Tuesday 6 June 2017

Stately home moths (Part 2)



Continuing my account of a weekend's trapping at Cavendish Hall in Suffolk, here is the familiar bowl and lamp in its unfamiliar setting. What a cosy place to check out local moths! Very many thanks to our friends who invited Penny and myself to the Big Birthday, and to the Landmark Trust which saves such historic properties by running them as holiday lets.



I wasn't sure whether it would be practicable to operate the trap, with possible problems over running a wire outside without leaving a window or door open, or keeping fellow guests awake with my wondrously bright mercury vapour light. But all went well, thanks to a small, limited-opening loo window and plenty of shrubby cover. And the moths played along excellently too.

Update: In view of my faltering ID reputation, I took the precaution of sending a list and link to this blog to Tony Prichard, county moth recorder for Suffolk, who has very kindly and quickly replied with some corrections. I will insert these within the posts but essentially they are that the 'Rustic Shoulder-knots' in the next post - Stately Moths 3 - are in fact Nutmegs; the two Dingy Footmans (Footmen?) below are actually Orange Footmans/men and the micro which I ID-ed in the next post as Agriphila straminella is in fact Chrysoteuchia culmella. Very many thanks to Tony.

The most numerous were old familiars which have also been thronging to the trap at home in recent weeks: Treble Lines, Heart and Darts, Setaceous Hebrew Characters, Marbled  Minors, White and Buff Ermines, Common Swifts, Pale Tussocks and a pleasantly large population of Figure of Eighty moths, one shown here:


This is an excellent moth to show intrigued friends new to the game, with the strange little marking which looks so much like an 80 (on the other side, an 08). How has natural selection arrived at this? Discuss.

Here are some of the other moths which had us all chattering around the breakfast table as our friends inspected the eggboxes and were intrigued by the number, beauty and interest of their small fellow-guests:

Light Emerald

A couple of Poplar Greys. On all three mornings, there were two of these on the bulbholder.
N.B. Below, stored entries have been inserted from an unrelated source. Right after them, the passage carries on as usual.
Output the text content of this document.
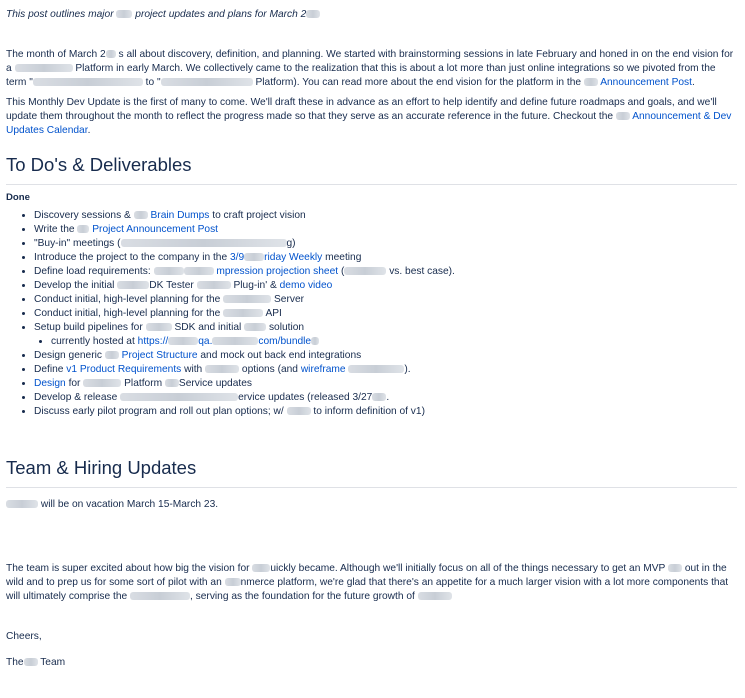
This post outlines major project updates and plans for March 2

The month of March 2 s all about discovery, definition, and planning. We started with brainstorming sessions in late February and honed in on the end vision for a	Platform in early March. We collectively came to the realization that this is about a lot more than just online integrations so we pivoted from the term "	to "	Platform). You can read more about the end vision for the platform in the Announcement Post.

This Monthly Dev Update is the first of many to come. We'll draft these in advance as an effort to help identify and define future roadmaps and goals, and we'll update them throughout the month to reflect the progress made so that they serve as an accurate reference in the future. Checkout the Announcement & Dev Updates Calendar.

To Do's & Deliverables
Done
• Discovery sessions & Brain Dumps to craft project vision
• Write the Project Announcement Post
• "Buy-in" meetings (	g)
• Introduce the project to the company in the 3/9 riday Weekly meeting
• Define load requirements:	mpression projection sheet (	vs. best case).
• Develop the initial	DK Tester	Plug-in' & demo video
• Conduct initial, high-level planning for the	Server
• Conduct initial, high-level planning for the	API
• Setup build pipelines for	SDK and initial	solution
• currently hosted at https://	qa.	com/bundle
• Design generic Project Structure and mock out back end integrations
• Define v1 Product Requirements with	options (and wireframe	).
• Design for	Platform Service updates
• Develop & release	ervice updates (released 3/27 .
• Discuss early pilot program and roll out plan options; w/	to inform definition of v1)
Team & Hiring Updates

will be on vacation March 15-March 23.

The team is super excited about how big the vision for uickly became. Although we'll initially focus on all of the things necessary to get an MVP out in the wild and to prep us for some sort of pilot with an nmerce platform, we're glad that there's an appetite for a much larger vision with a lot more components that will ultimately comprise the	, serving as the foundation for the future growth of

Cheers,

The Team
Dingy Footman; rather a mean name, but still. Update: and not one applicable to this moth which is actually an Orange Footman - as per Update higher in the post. It is a bit early for Dingy which has more of a melon-pip shape. 
Here's another one, even less deserving of the title. Update: it is another one - ie Orange, not Dingy. Thanks again to Tony 
Pale Tussock, snuggled in the hedge by the light.
Common White Wave; a delicate bride of a moth.
Swallow Prominent; you can imagine this influencing aerodynamic racing car design.
Scorched Wing, a moth whose de-focussing 'dazzle' camouflage has always intrigued me.
Poplar Hawk, a general favourite, here somewhat overflowing from its egg-cone berth.
Drabber than the male: a female Common Swift

And here's a male, in shadow but still showing more glam.

The Small Magpie, one of the larger of the UK's micro-moths. Plus my attractive new nightie, a birthday present from P's 98-year-old Mum who lives with us and also takes an interest in entomology.
Another trap refusenick - a Buff Ermine which preferred to doze on the lawn.
Plus a second one, which did venture into Eggboxland.
And finally their relative the lovely White Ermine, which you feel would be at home in the House of Lords.  (A hard-working peer was of the human company, so this was appropriate)

Final episode tomorrow. You are missing nothing from here back in Oxfordshire where the weather has turned foul.